Prevention is a must. Talk to your doctor about which vaccines to get. Some are for pneumonia, while others target illnesses that can make you more prone to pneumonia, like the flu and whooping cough. Wash your hands often to avoid picking up these germs.
Collapsed Lung (Pneumothorax)
COPD can damage lung tissue. And if air leaks into the space between a lung and your chest wall, that lung can collapse like a deflated balloon. You might have sudden shortness of breath, feel sharp chest pain or tightness, or have a hacking cough.
Poor Gas Exchange
Blood carries oxygen to cells throughout your body and carbon dioxide away from them. But because you're not breathing in and out fully, you may have less oxygen than you need or more carbon dioxide than you want in your blood. Either of these may be why you have shortness of breath. A high carbon dioxide level can also give you a headache and make you woozy.
A simple device called an oximeter that goes on your fingertip can check your oxygen level. Extra oxygen should help get that level up to where your doctor recommends. But if you're using oxygen, keep the flow within the range your doctor prescribed. Sometimes too much oxygen can cause serious problems.
Low blood oxygen levels can lead to narrowed arteries and higher blood pressure in the blood vessels that go from your heart to your lungs as well as within your lungs. That can put a lot of stress on your heart, making it work harder than normal. It could become heart failure, a permanent condition where your heart is too weak to do its job well.
Being active helps keep your blood moving so you're less likely to get serious blood clots that can travel to your lungs.
Thinning Bones (Osteoporosis)
It's common for people with COPD to get osteoporosis.

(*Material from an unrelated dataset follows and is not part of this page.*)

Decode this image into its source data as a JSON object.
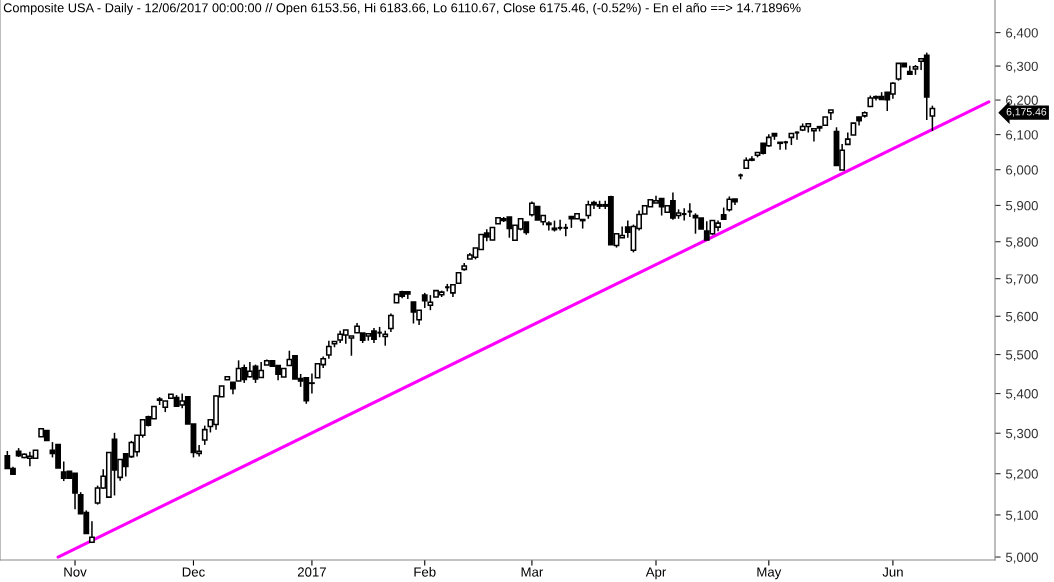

They've often been smokers, they take steroids, it's hard for them to get enough bone-strengthening exercise, and they can be low on bone-building vitamin D.
Brittle, weak bones break more easily. And a break will sideline you from activity.
Weak Arms and Legs
Some of the same things that cause bone loss can cause muscle loss, too. Those weak muscles make it even harder to do everyday activities.
When you're overweight, your lungs have to work harder. This can make your COPD worse and complications more likely.
As COPD progresses, you might have the opposite problem -- severe weight loss, sometimes because you're too short of breath to eat enough. Being underweight can also worsen symptoms and make you more vulnerable to bone thinning and infections.
COPD symptoms can wake you up during the night, which will leave you tired during the day. Even more serious is sleep apnea, a condition when you have repeated pauses in breathing while you sleep. The pauses, along with low oxygen levels, could make your COPD worse.
Many people with COPD have diabetes. The damage caused by one can make the other more likely.
Exercise and quitting smoking help both conditions. Also make sure that all of your doctors know what the others have prescribed.
Depression and Anxiety
Work with your doctor or a therapist on self-care skills, too. People who problem-solve do better physically and emotionally than people who ignore health issues.